Haben diese Organisationen seit dem Jahr 2010 staatliche Fördermittel erhalten (falls diese Frage bejaht wird, bitte nach Jahresscheiben und Höhe und Grund der staatlichen Zuwendung auflisten)?

2

Welche Gründe gibt es nach Auffassung der Bundesregierung gegebenenfalls für die Anerkennung der Gemeinnützigkeit der Vereine, die zivile Seenotrettung betreiben?

3

Wie viele Personen wurden durch die zivilen Seenotrettungsorganisationen nach Kenntnis der Bundesregierung seit jeweiligem Bestehen der Organisation gerettet (bitte nach Jahresscheiben auflisten)?

Wie viele der geretteten Personen haben im Anschluss an ihre Rettung Asyl in Deutschland beantragt?

Wie viele der Personen leben derzeit in Deutschland?

Wie vielen Personen wurde in Deutschland Asyl erteilt?

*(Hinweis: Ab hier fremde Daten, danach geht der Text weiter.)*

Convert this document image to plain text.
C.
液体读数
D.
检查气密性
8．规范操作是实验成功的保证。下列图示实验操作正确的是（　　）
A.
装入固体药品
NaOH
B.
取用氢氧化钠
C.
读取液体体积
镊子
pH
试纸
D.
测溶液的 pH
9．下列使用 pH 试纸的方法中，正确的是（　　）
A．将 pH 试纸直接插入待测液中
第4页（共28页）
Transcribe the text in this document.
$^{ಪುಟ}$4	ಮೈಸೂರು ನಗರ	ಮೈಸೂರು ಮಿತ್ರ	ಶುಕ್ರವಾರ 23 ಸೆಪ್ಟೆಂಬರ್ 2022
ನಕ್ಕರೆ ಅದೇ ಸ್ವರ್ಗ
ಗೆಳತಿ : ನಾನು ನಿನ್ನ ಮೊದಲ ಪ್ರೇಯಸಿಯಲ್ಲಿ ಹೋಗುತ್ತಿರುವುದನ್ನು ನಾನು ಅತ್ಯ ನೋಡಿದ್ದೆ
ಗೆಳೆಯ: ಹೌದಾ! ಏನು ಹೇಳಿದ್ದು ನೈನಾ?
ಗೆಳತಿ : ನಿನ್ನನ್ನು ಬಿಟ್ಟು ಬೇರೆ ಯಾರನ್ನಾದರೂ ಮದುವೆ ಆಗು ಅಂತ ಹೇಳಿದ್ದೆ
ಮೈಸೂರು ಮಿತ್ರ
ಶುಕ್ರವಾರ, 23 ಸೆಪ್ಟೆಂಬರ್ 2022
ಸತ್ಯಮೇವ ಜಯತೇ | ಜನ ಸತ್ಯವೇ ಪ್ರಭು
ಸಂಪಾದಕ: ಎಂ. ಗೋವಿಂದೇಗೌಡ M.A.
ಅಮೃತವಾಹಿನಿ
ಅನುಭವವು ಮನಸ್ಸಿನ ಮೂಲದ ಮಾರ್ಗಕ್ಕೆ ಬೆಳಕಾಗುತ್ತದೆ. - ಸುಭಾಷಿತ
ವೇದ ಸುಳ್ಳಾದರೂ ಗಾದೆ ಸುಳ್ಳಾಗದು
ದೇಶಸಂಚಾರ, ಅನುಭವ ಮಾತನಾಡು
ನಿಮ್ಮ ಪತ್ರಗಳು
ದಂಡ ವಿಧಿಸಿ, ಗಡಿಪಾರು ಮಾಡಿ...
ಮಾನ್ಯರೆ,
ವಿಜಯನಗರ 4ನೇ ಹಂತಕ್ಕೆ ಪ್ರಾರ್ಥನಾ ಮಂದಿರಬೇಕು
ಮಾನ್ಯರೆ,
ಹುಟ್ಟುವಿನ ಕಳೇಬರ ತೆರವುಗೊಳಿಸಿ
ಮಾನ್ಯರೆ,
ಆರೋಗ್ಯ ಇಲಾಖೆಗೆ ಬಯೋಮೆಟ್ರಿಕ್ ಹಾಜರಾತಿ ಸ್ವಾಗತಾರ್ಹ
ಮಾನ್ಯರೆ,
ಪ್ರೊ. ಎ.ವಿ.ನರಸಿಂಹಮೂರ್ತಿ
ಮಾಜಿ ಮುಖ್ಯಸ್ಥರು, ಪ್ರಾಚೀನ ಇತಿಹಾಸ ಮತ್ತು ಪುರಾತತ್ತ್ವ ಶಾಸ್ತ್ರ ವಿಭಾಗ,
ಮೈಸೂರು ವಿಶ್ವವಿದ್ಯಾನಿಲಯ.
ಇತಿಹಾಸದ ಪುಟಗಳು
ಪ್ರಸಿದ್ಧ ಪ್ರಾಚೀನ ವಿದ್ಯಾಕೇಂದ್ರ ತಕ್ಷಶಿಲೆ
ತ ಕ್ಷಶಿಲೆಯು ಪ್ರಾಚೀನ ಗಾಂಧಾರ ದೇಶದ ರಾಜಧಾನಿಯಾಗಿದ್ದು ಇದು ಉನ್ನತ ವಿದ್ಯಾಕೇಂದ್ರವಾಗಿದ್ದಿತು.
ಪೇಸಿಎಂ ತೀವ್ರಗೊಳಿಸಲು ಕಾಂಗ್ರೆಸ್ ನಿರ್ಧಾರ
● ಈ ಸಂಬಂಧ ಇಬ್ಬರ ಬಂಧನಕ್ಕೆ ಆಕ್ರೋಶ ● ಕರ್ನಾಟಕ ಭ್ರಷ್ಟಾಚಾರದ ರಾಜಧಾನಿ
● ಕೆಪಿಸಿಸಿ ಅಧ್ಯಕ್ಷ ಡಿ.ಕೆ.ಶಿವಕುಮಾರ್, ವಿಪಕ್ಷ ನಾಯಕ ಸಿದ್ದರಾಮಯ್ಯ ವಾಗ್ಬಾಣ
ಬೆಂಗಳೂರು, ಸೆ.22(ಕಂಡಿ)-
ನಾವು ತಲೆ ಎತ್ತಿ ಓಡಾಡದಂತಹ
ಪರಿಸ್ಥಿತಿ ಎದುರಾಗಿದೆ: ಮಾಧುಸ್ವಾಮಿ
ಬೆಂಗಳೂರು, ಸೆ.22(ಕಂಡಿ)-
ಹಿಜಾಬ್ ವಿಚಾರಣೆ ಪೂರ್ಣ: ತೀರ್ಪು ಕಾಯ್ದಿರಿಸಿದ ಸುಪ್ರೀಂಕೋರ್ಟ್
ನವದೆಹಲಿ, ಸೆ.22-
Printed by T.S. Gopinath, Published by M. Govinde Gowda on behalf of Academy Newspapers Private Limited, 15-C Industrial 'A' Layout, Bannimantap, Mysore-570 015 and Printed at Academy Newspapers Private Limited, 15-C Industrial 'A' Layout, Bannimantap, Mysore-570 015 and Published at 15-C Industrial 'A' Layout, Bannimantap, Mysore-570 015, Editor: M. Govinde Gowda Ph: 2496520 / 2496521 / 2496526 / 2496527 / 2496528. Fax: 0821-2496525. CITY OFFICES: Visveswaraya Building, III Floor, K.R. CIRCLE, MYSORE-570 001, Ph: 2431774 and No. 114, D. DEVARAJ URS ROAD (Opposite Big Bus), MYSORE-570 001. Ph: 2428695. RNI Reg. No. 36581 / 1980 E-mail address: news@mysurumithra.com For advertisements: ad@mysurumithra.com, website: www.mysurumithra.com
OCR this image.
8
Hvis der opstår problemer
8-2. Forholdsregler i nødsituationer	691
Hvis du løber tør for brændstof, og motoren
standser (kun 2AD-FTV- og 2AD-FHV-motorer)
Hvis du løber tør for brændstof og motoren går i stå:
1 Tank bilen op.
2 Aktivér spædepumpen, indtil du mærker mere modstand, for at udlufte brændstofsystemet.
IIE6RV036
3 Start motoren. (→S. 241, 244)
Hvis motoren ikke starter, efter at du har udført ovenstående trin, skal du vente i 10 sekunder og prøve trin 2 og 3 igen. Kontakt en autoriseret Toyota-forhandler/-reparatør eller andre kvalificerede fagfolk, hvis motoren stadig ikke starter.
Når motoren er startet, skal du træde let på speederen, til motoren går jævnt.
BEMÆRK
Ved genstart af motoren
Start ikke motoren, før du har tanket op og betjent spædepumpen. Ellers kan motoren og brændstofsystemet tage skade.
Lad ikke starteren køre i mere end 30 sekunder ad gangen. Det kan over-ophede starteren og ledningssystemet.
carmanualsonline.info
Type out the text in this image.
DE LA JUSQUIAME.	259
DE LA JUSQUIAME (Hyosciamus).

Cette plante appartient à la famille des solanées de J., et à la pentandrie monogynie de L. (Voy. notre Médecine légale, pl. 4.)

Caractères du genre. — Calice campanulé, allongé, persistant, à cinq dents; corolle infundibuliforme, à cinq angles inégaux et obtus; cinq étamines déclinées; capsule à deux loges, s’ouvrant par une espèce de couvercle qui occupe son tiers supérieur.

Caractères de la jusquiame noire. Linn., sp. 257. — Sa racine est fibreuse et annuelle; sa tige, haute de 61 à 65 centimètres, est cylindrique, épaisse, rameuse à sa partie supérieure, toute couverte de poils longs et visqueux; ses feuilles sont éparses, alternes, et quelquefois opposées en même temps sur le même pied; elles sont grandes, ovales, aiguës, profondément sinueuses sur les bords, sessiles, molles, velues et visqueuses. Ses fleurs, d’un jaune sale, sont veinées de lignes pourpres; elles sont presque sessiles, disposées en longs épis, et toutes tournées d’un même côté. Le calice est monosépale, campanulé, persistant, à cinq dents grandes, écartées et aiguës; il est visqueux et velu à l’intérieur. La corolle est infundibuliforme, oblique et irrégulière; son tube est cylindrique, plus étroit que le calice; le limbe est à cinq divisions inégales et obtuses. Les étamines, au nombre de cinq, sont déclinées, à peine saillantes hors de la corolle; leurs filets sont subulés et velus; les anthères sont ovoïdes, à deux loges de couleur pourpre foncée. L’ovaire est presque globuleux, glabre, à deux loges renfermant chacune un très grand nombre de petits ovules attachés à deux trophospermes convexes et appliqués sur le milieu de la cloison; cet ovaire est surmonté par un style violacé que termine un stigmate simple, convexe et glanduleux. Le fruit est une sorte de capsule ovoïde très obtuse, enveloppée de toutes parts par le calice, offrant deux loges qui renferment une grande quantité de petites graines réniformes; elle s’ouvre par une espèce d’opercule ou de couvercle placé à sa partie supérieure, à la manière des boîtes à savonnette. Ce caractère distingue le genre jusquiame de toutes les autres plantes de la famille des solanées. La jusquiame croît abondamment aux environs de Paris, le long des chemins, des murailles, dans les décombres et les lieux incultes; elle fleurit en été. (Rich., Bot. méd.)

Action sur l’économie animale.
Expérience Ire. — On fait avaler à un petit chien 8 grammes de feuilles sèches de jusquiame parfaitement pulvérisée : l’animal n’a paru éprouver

Wie viele der Personen wurden aus Deutschland abgeschoben?

4

In wie vielen Fällen wurde wegen des Verdachts des Einschleusens von Ausländern gemäß § 96 des Aufenthaltsgesetzes nach Kenntnis der Bundesregierung seit dem Jahr 2010 Strafanzeige gegen zivile Seenotrettungsorganisationen erstattet?

In wie vielen Fällen kam es zu Ermittlungen und in wie vielen Fällen zu einer Verurteilung von Personen, die an der zivilen Seenotrettung im Mittelmeer beteiligt sind?

5

Welche Maßnahmen ergreift die Bundesregierung, um die sogenannte Schleuserkriminalität einzudämmen?

Wie grenzt die Bundesregierung diese von der „humanitären“ oder auch „zivilen“ Seenotrettung ab?